The lawsuit stated that the protocol was apparently implemented so that Facebook could better comply with requests from law enforcement agencies.
Lawson claimed that he immediately raised concerns about the legality of the protocol, which seemed to violate the EU's 'right to be forgotten' policy as well as the US FTC's 2012 order that required Facebook to be transparent with users about its data retention policies.
Fired for Questioning the Protocol, Alleges Lawson
Lawson stated that he was on "shaky ground" after he began speaking out against the new protocol at meetings and feared losing his job because of it.
He was fired in 2019 for "improper usage of a Facebook administrative tool," referring to an instance when he used his credentials to help restore his grandmother's Facebook account which had been hacked.
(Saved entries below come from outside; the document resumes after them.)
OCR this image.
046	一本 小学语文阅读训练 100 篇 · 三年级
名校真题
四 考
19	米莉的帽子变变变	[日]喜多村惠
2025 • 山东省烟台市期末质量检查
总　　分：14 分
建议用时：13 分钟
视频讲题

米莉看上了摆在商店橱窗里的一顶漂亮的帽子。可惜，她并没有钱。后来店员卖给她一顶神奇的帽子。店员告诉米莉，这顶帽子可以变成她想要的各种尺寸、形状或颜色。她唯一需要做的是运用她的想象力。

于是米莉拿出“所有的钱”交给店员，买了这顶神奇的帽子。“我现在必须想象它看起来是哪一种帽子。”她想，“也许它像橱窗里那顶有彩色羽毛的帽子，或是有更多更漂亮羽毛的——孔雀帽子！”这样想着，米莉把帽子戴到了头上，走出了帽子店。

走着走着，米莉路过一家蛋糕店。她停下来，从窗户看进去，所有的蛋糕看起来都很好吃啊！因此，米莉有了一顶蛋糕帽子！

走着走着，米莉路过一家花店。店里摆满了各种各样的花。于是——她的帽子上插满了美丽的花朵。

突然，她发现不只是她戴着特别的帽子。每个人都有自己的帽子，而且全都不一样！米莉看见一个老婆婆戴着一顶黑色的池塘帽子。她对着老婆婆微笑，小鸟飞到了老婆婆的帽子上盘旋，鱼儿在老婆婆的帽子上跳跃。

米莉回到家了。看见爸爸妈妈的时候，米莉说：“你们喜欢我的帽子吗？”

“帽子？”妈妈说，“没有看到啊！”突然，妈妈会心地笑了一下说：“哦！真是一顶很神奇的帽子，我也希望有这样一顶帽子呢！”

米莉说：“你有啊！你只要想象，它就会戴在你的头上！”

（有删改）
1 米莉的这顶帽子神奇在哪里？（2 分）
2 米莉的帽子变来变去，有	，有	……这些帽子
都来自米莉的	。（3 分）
But Lawson claimed that this reason was merely a pretext, and that he was actually fired for speaking out against the protocol. He also claimed that the poor performance review he was given was invalid.
Lawson remained unemployed for 18 months after being fired by Facebook and is now seeking over $3 million in punitive damages from the company.
Meta executives have so far not commented on the issue. However, a statement released by the company to Gizmodo read, “These claims are without merit and we will defend ourselves against them vigorously.”